The American Heart Association recommends eating two servings per week of fatty fish which is high in EPA and docosahexaenoic acid (DHA), like mackerel, lake trout, herring, sardines, albacore tuna and salmon. Eating fish containing these omega-3 fatty acids has been associated with a decreased risk of cardiovascular disease.
Fish oil contains two forms of heart-healthy, long-chain omega-3s, EPA and DHA. However, many Americans don't like eating fish because of the taste, preparation and/or concern that it may be contaminated by mercury and other pollutants.
A few plants, particularly soybeans, produce oils that contain alpha-linolenic acid (ALA), which is another type of omega-3 fatty acid. The human body converts ALA to stearidonic acid (SDA), but this is a very inefficient process. The body converts SDA to EPA far more effectively, resulting in more EPA per gram consumed.
The researchers sought to bypass the ALA-to-SDA conversion step in the body by doing so in the soybean plant. They developed the new soybean variety by inserting one gene from another plant and one from a fungus to allow the soybean plant to produce SDA. The result is a soybean oil enriched in SDA, which when consumed allows the body to produce more EPA than if it started with ALA.

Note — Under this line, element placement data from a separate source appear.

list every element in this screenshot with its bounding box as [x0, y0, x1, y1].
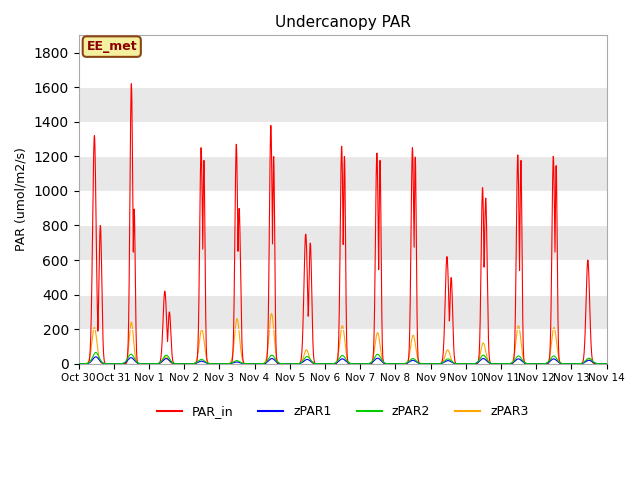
zPAR2 — [603, 361, 611, 367]
Text: EE_met: EE_met — [86, 40, 137, 53]
PAR_in — [603, 361, 611, 367]
zPAR1 — [222, 361, 230, 367]
PAR_in — [127, 81, 135, 86]
Legend: PAR_in, zPAR1, zPAR2, zPAR3: PAR_in, zPAR1, zPAR2, zPAR3 — [152, 400, 534, 423]
zPAR1 — [557, 360, 564, 366]
Bar — [79, 226, 607, 260]
Bar — [79, 53, 607, 87]
Bar — [79, 191, 607, 226]
zPAR1 — [572, 361, 579, 367]
zPAR3 — [222, 361, 230, 367]
PAR_in — [75, 361, 83, 367]
PAR_in — [222, 361, 230, 367]
zPAR3 — [358, 361, 366, 367]
PAR_in — [358, 361, 366, 367]
PAR_in — [572, 361, 579, 367]
Bar — [79, 122, 607, 156]
zPAR3 — [75, 361, 83, 367]
zPAR1 — [250, 361, 258, 367]
Bar — [79, 295, 607, 329]
zPAR1 — [497, 361, 504, 367]
PAR_in — [370, 348, 378, 354]
Line: zPAR1: zPAR1 — [79, 357, 607, 364]
Bar — [79, 260, 607, 295]
zPAR2 — [222, 361, 230, 367]
PAR_in — [286, 361, 294, 367]
zPAR3 — [370, 353, 378, 359]
zPAR1 — [75, 361, 83, 367]
Bar — [79, 329, 607, 364]
zPAR3 — [603, 361, 611, 367]
Line: PAR_in: PAR_in — [79, 84, 607, 364]
Line: zPAR3: zPAR3 — [79, 313, 607, 364]
zPAR2 — [572, 361, 579, 367]
Bar — [79, 156, 607, 191]
zPAR3 — [572, 361, 579, 367]
Title: Undercanopy PAR: Undercanopy PAR — [275, 15, 410, 30]
zPAR3 — [557, 360, 564, 365]
zPAR2 — [250, 361, 258, 367]
zPAR2 — [358, 361, 366, 367]
PAR_in — [497, 361, 504, 367]
zPAR2 — [557, 360, 564, 366]
zPAR1 — [603, 361, 611, 367]
PAR_in — [557, 361, 564, 367]
zPAR2 — [370, 357, 378, 362]
zPAR1 — [358, 361, 366, 367]
zPAR2 — [75, 361, 83, 367]
zPAR2 — [497, 361, 504, 367]
zPAR2 — [92, 349, 100, 355]
zPAR3 — [110, 361, 118, 367]
zPAR3 — [268, 311, 275, 316]
Line: zPAR2: zPAR2 — [79, 352, 607, 364]
Bar — [79, 87, 607, 122]
zPAR3 — [497, 361, 504, 367]
Y-axis label: PAR (umol/m2/s): PAR (umol/m2/s) — [15, 147, 28, 252]
zPAR1 — [370, 359, 378, 364]
zPAR1 — [92, 354, 100, 360]
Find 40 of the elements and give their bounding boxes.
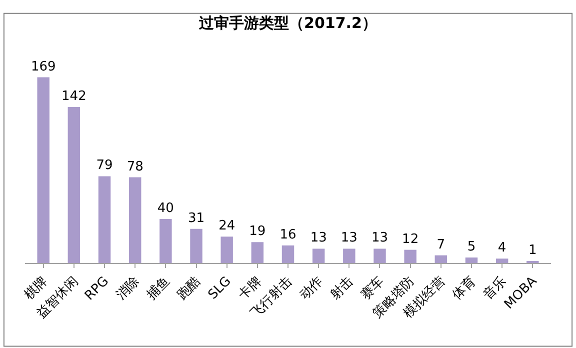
data-label: 4 bbox=[498, 240, 506, 256]
bar bbox=[68, 106, 80, 263]
data-label: 142 bbox=[62, 88, 86, 104]
data-label: 12 bbox=[402, 232, 419, 247]
data-label: 13 bbox=[340, 230, 358, 246]
bar bbox=[312, 248, 325, 263]
x-tick-label: 捕鱼 bbox=[144, 274, 174, 303]
bar bbox=[128, 177, 142, 263]
bar bbox=[98, 176, 111, 263]
chart-title: 过审手游类型（2017.2） bbox=[198, 14, 377, 32]
bar bbox=[251, 242, 264, 263]
data-label: 1 bbox=[528, 243, 537, 258]
x-tick-label: 射击 bbox=[328, 274, 357, 303]
data-label: 13 bbox=[371, 230, 388, 246]
data-label: 7 bbox=[436, 237, 446, 252]
x-tick-label: 动作 bbox=[297, 274, 326, 303]
data-label: 13 bbox=[310, 230, 327, 246]
bar bbox=[190, 228, 202, 263]
bar bbox=[160, 219, 172, 263]
bar bbox=[496, 258, 508, 263]
bar bbox=[343, 248, 356, 263]
data-label: 5 bbox=[467, 240, 476, 255]
x-tick-label: 体育 bbox=[449, 273, 479, 303]
data-label: 16 bbox=[280, 227, 296, 242]
bar bbox=[465, 258, 478, 263]
data-label: 24 bbox=[218, 218, 236, 234]
bar bbox=[37, 77, 50, 263]
bar bbox=[282, 245, 294, 263]
bar bbox=[374, 248, 386, 263]
x-tick-label: 消除 bbox=[114, 274, 143, 303]
bar bbox=[220, 236, 233, 263]
data-label: 31 bbox=[188, 210, 205, 226]
data-label: 79 bbox=[96, 158, 113, 174]
data-label: 78 bbox=[126, 159, 144, 174]
data-label: 40 bbox=[157, 201, 174, 216]
bar bbox=[434, 255, 448, 263]
data-label: 169 bbox=[30, 59, 56, 74]
bar bbox=[404, 250, 416, 263]
x-tick-label: 跑酷 bbox=[174, 274, 204, 303]
data-label: 19 bbox=[249, 224, 266, 240]
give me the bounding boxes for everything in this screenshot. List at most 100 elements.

Harris and his colleagues recruited healthy volunteers in Cincinnati, Sioux Falls and Chicago into the double-blind study. "Our goal was to see if the oil from the genetically engineered soybean would raise red blood cell levels of EPA," he said.
The researchers randomized participants to three groups. Each group received two packets of oil (7.5 grams each) to put on food and two gel caps (500 milligrams each) to swallow daily:
- One group received 15 grams of the SDA enriched soybean oil (SDA) in packets and gel caps totaling one gram of regular (i.e., commodity) soybean oil per day.
- A second group consumed one gram of EPA in gel caps and 15 grams of commodity soybean oil.
- The control group got only commodity soybean oil — 15 grams from packets and one gram from the gel caps.
At the end of the 12-week study, data from 157 volunteers who completed the study per protocol showed:
- EPA levels rose 17.7 percent in the SDA group and 19.7 percent in the EPA group, both statistically significant changes. "That means the SDA in the oil was converted to EPA in the body," Harris said.
- Compared to ALA, which did not raise cellular EPA levels at all, SDA raised blood cell EPA levels with about 18 percent of the efficiency of pure EPA.
- In volunteers with high triglycerides, consuming SDA or EPA reduced fasting triglycerides by 26 percent to 30 percent, compared with the control group, also a significant result.
- Volunteers suffered no adverse side effects.
"This oil could make a major contribution to our national omega-3 intake. The supply could be virtually endless, and it would provide omega-3s without putting additional pressure on fish stocks. What's more, it will be free of contamination from mercury, PCBs or dioxins, the harmful things that can get into some types of fish," he said.
"Our next step is to formulate this SDA soybean oil into food products such as breakfast bars, yogurts and salad dressings, and then do a study to see if it is absorbed by the body and converted to EPA," Harris said. "It should be, but you don't know until you test it."
Other study limitations included the number of dropouts, which reduced its statistical power, and no long-term data on the soybean oil's preventive effects on heart disease.